Voltando à confissão. A igreja, da escola, era escura e de sinistros
rumores: diziam as más línguas que a santa até mexia (e dizia-se tanto que a
coordenadora, certa vez, teve que ir de sala em sala desmentindo o boato). Por
via das dúvidas, entrei na igreja desviando o olhar. O coração, pequenino,
rebentava o peito.
- Luisa Benevides, o padre chamou.
Era minha vez de confessar.
Esta é, talvez, uma das lembranças mais escuras que tenho. Por entre uma
renda de madeira, o padre ordenou que declarasse meus crimes. “Que nervoso, não
poder ver com quem converso”, pensei. Mas se é assim, é assim. Na véspera,
havia ensaiado minha breve confissão que, na hora, breveou ainda mais:
- Brigo-muito-com-meu-irmão – disse, sem respirar.
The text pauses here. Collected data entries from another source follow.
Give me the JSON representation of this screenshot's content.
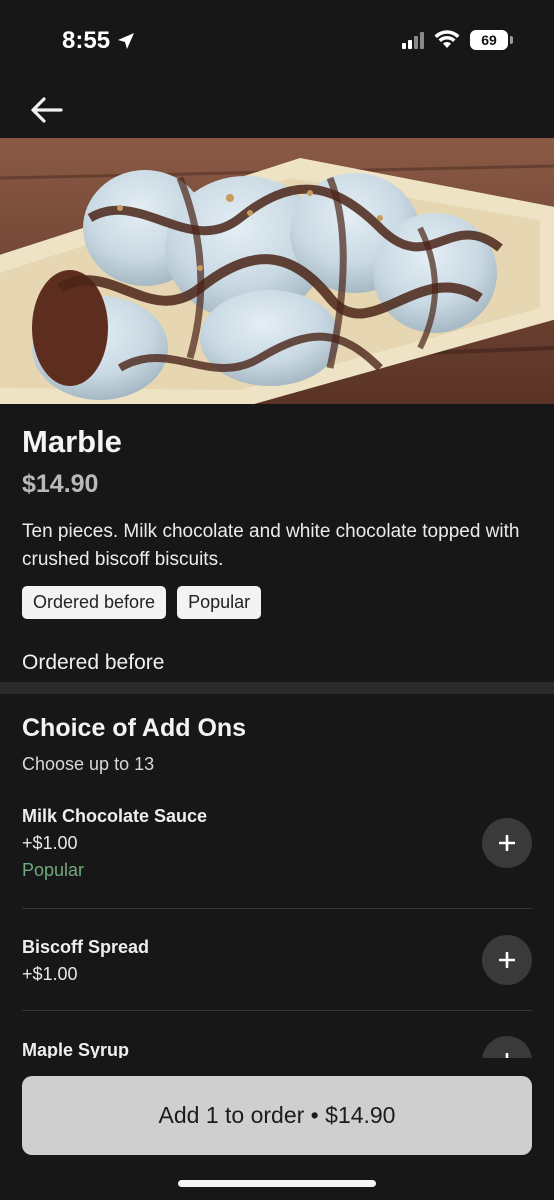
{
  "status_bar": {
    "time": "8:55",
    "battery": "69",
    "location_icon": "location-arrow-icon",
    "wifi_icon": "wifi-icon",
    "signal_icon": "cellular-signal-icon"
  },
  "header": {
    "back_icon": "back-arrow-icon"
  },
  "item": {
    "image_alt": "Marble dessert photo",
    "title": "Marble",
    "price": "$14.90",
    "description": "Ten pieces. Milk chocolate and white chocolate topped with crushed biscoff biscuits.",
    "tags": [
      "Ordered before",
      "Popular"
    ],
    "ordered_note": "Ordered before"
  },
  "addons": {
    "title": "Choice of Add Ons",
    "subtitle": "Choose up to 13",
    "items": [
      {
        "name": "Milk Chocolate Sauce",
        "price": "+$1.00",
        "badge": "Popular"
      },
      {
        "name": "Biscoff Spread",
        "price": "+$1.00",
        "badge": ""
      },
      {
        "name": "Maple Syrup",
        "price": "",
        "badge": ""
      }
    ]
  },
  "action": {
    "order_label": "Add 1 to order • $14.90"
  },
  "colors": {
    "background": "#171717",
    "popular": "#6fa97c",
    "button": "#cfcfcf"
  }
}
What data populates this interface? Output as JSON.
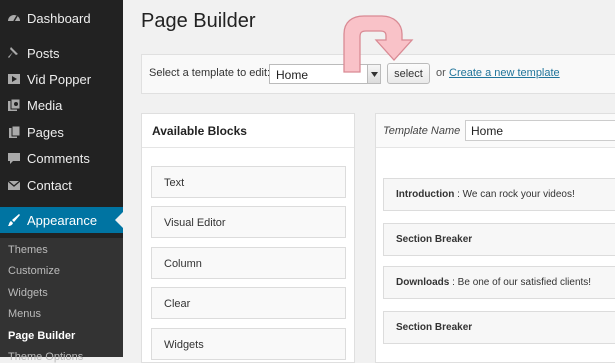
{
  "sidebar": {
    "items": [
      {
        "label": "Dashboard",
        "icon": "dashboard-icon"
      },
      {
        "label": "Posts",
        "icon": "pin-icon"
      },
      {
        "label": "Vid Popper",
        "icon": "video-icon"
      },
      {
        "label": "Media",
        "icon": "media-icon"
      },
      {
        "label": "Pages",
        "icon": "pages-icon"
      },
      {
        "label": "Comments",
        "icon": "comment-icon"
      },
      {
        "label": "Contact",
        "icon": "mail-icon"
      }
    ],
    "active": {
      "label": "Appearance",
      "icon": "brush-icon"
    },
    "submenu": [
      "Themes",
      "Customize",
      "Widgets",
      "Menus",
      "Page Builder",
      "Theme Options"
    ]
  },
  "page": {
    "title": "Page Builder"
  },
  "template_bar": {
    "label": "Select a template to edit:",
    "selected": "Home",
    "button": "select",
    "or_text": "or",
    "link": "Create a new template"
  },
  "blocks_panel": {
    "title": "Available Blocks",
    "blocks": [
      "Text",
      "Visual Editor",
      "Column",
      "Clear",
      "Widgets"
    ]
  },
  "template_panel": {
    "name_label": "Template Name",
    "name_value": "Home",
    "sections": [
      {
        "bold": "Introduction",
        "rest": " : We can rock your videos!"
      },
      {
        "bold": "Section Breaker",
        "rest": ""
      },
      {
        "bold": "Downloads",
        "rest": " : Be one of our satisfied clients!"
      },
      {
        "bold": "Section Breaker",
        "rest": ""
      }
    ]
  },
  "colors": {
    "sidebar_bg": "#222222",
    "active_bg": "#0074a2",
    "link": "#21759b",
    "arrow_fill": "#f9c2c8",
    "arrow_stroke": "#d98a94"
  }
}
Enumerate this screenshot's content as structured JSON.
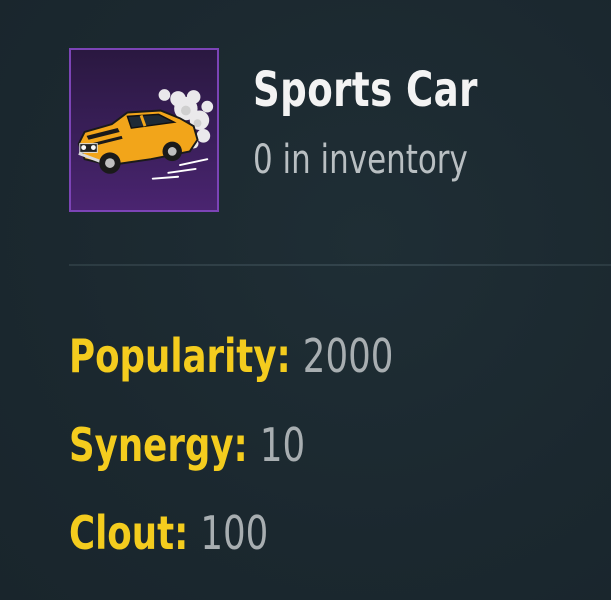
{
  "item": {
    "name": "Sports Car",
    "inventory_text": "0 in inventory",
    "icon": "sports-car-icon"
  },
  "stats": [
    {
      "label": "Popularity:",
      "value": "2000"
    },
    {
      "label": "Synergy:",
      "value": "10"
    },
    {
      "label": "Clout:",
      "value": "100"
    }
  ],
  "colors": {
    "background": "#1c2a31",
    "title": "#f3f3f3",
    "subtitle": "#b9bfc2",
    "stat_label": "#f4cc1e",
    "stat_value": "#a8aeb1",
    "thumb_border": "#7c44b6",
    "car_body": "#f2a51a"
  }
}
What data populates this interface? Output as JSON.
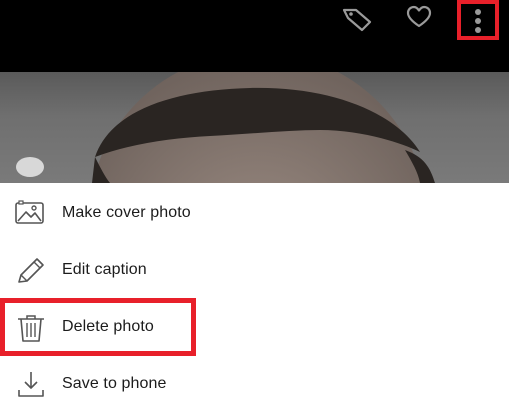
{
  "toolbar": {
    "icons": [
      "tag-icon",
      "heart-icon",
      "more-vertical-icon"
    ],
    "highlight_color": "#e8202a"
  },
  "menu": {
    "items": [
      {
        "label": "Make cover photo",
        "icon": "image-icon"
      },
      {
        "label": "Edit caption",
        "icon": "pencil-icon"
      },
      {
        "label": "Delete photo",
        "icon": "trash-icon"
      },
      {
        "label": "Save to phone",
        "icon": "download-icon"
      }
    ]
  }
}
- Cinco Pai Nossos e cinco Ave Marias.
“Então é só isso?”, aliviei. Que maravilha ser cristã! Depois de rezar,
podia até brigar de novo: em dez anos, rezava mais cinco de cada e pronto. Com
passos de algodão, já ia ajoelhando quando... Peraí, alguma coisa não estava
certa: não revelara todo o meu delito.
Senti a culpa na garganta: eu mentira ao padre. Pela primeira vez, o
chumbo do pecado vomitava o peito. Seria aquele meu ingresso ao mundo adulto? Divisa
do paraíso perdido? Sombras de nuvem escureceram as sobrancelhas.
Olhei pro confessionário: vazio. Ainda dava tempo...
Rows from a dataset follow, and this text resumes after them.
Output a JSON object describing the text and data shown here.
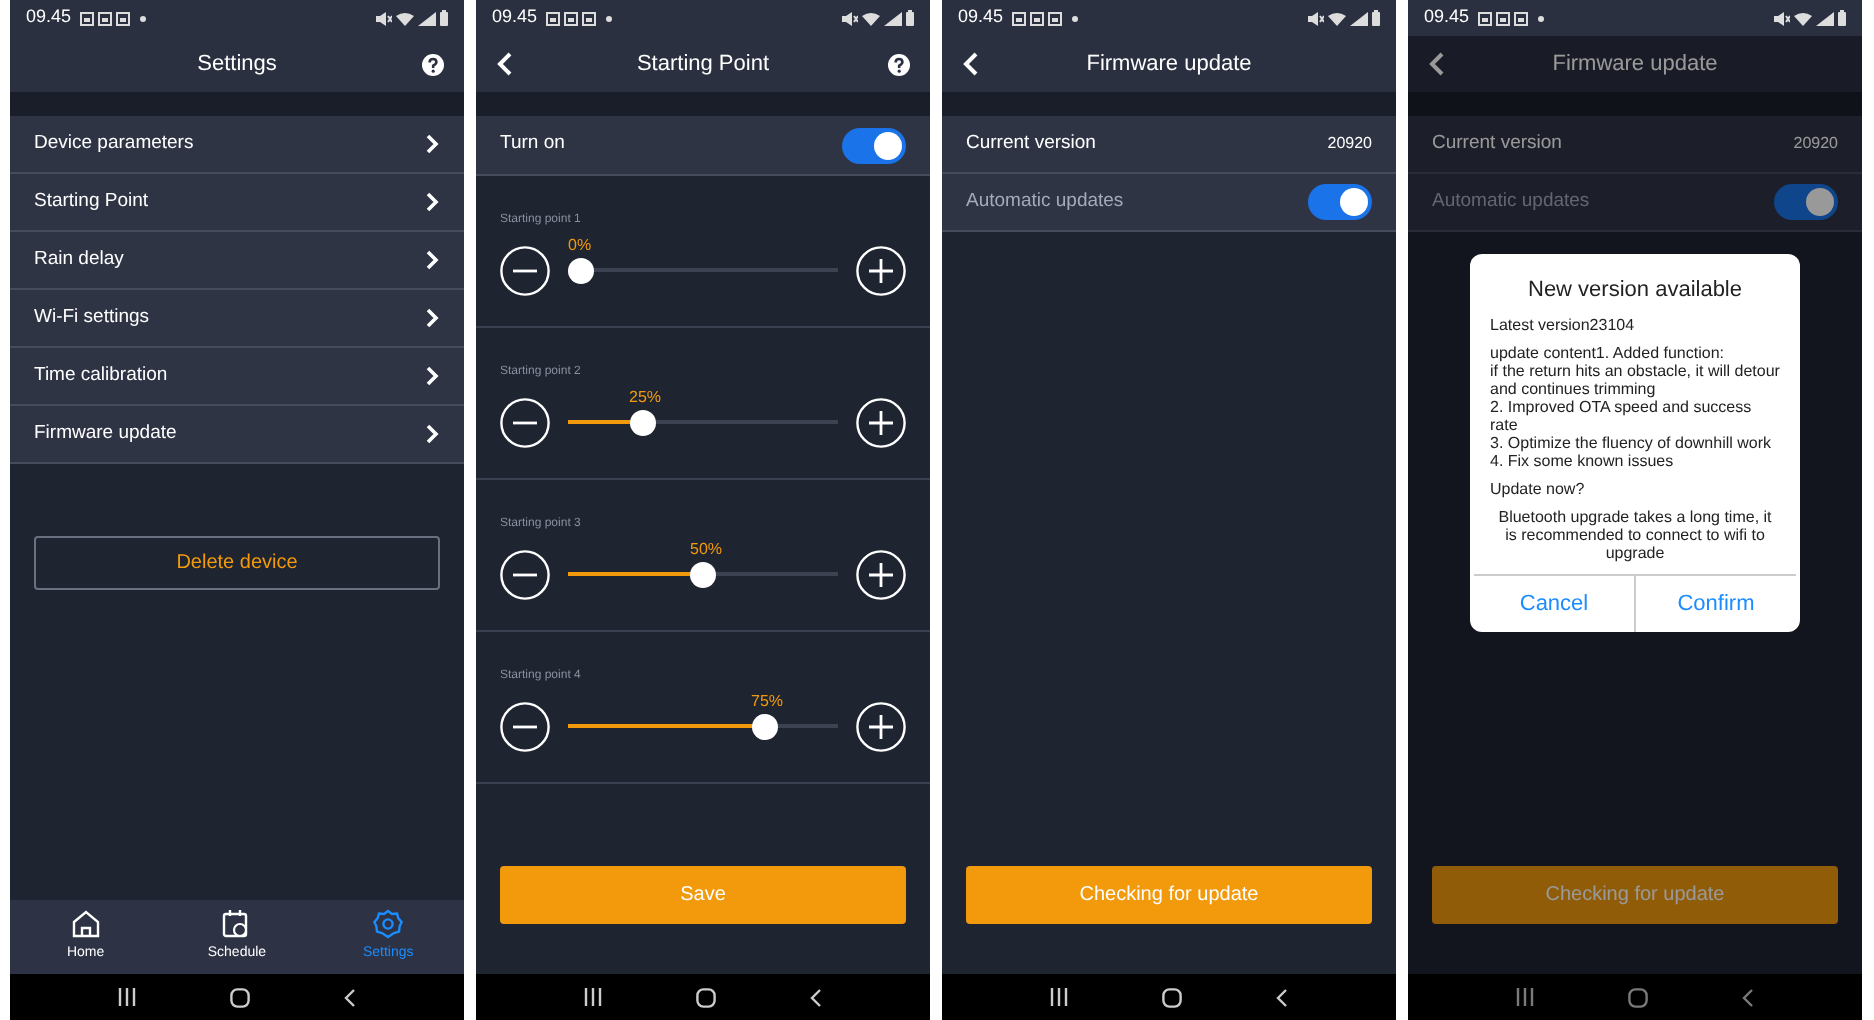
{
  "screens": [
    {
      "kind": "settings",
      "time": "09.45",
      "title": "Settings",
      "back": false,
      "help": true,
      "dimmed": false,
      "items": [
        {
          "label": "Device parameters"
        },
        {
          "label": "Starting Point"
        },
        {
          "label": "Rain delay"
        },
        {
          "label": "Wi-Fi settings"
        },
        {
          "label": "Time calibration"
        },
        {
          "label": "Firmware update"
        }
      ],
      "delete_button": "Delete device",
      "bottom_nav": [
        {
          "kind": "home",
          "label": "Home",
          "selected": false
        },
        {
          "kind": "schedule",
          "label": "Schedule",
          "selected": false
        },
        {
          "kind": "settings",
          "label": "Settings",
          "selected": true
        }
      ]
    },
    {
      "kind": "starting_point",
      "time": "09.45",
      "title": "Starting Point",
      "back": true,
      "help": true,
      "dimmed": false,
      "toggle": {
        "label": "Turn on",
        "on": true
      },
      "sliders": [
        {
          "label": "Starting point 1",
          "reading": "0%",
          "level": 0
        },
        {
          "label": "Starting point 2",
          "reading": "25%",
          "level": 0.25
        },
        {
          "label": "Starting point 3",
          "reading": "50%",
          "level": 0.5
        },
        {
          "label": "Starting point 4",
          "reading": "75%",
          "level": 0.75
        }
      ],
      "button": "Save"
    },
    {
      "kind": "firmware",
      "time": "09.45",
      "title": "Firmware update",
      "back": true,
      "help": false,
      "dimmed": false,
      "rows": [
        {
          "kind": "value",
          "label": "Current version",
          "value": "20920",
          "disabled": false
        },
        {
          "kind": "toggle",
          "label": "Automatic updates",
          "on": true,
          "disabled": true
        }
      ],
      "button": "Checking for update"
    },
    {
      "kind": "firmware",
      "time": "09.45",
      "title": "Firmware update",
      "back": true,
      "help": false,
      "dimmed": true,
      "rows": [
        {
          "kind": "value",
          "label": "Current version",
          "value": "20920",
          "disabled": false
        },
        {
          "kind": "toggle",
          "label": "Automatic updates",
          "on": true,
          "disabled": true
        }
      ],
      "button": "Checking for update",
      "dialog": {
        "title": "New version available",
        "paragraphs": [
          "Latest version23104",
          "update content1. Added function:\nif the return hits an obstacle, it will detour and continues trimming\n2. Improved OTA speed and success rate\n3. Optimize the fluency of downhill work\n4. Fix some known issues",
          "Update now?"
        ],
        "note": "Bluetooth upgrade takes a long time, it is recommended to connect to wifi to upgrade",
        "buttons": [
          "Cancel",
          "Confirm"
        ]
      }
    }
  ]
}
Voltei correndo; o coração aos tropeços. A lista alfabética dos pecadores
prosseguia, mas o padre tinha que me escutar.
- Padre-eu-não-contei-tudo. – disse num sopro só, que era pra culpa não
rolar boca afora.
Silêncio. Do outro lado, ele preparou a orelha, quase vitorioso: a culpa
justificava o ofício. Pronto pra terrível confidência, mandou-me prosseguir.
E eu, ah! Tão pesada sem saber-me tão leve, revelei, ignorando a beleza
e a dignidade de minha desobediência:
- Roubei-dois-bubbaloos-nas-Lojas-Americanas.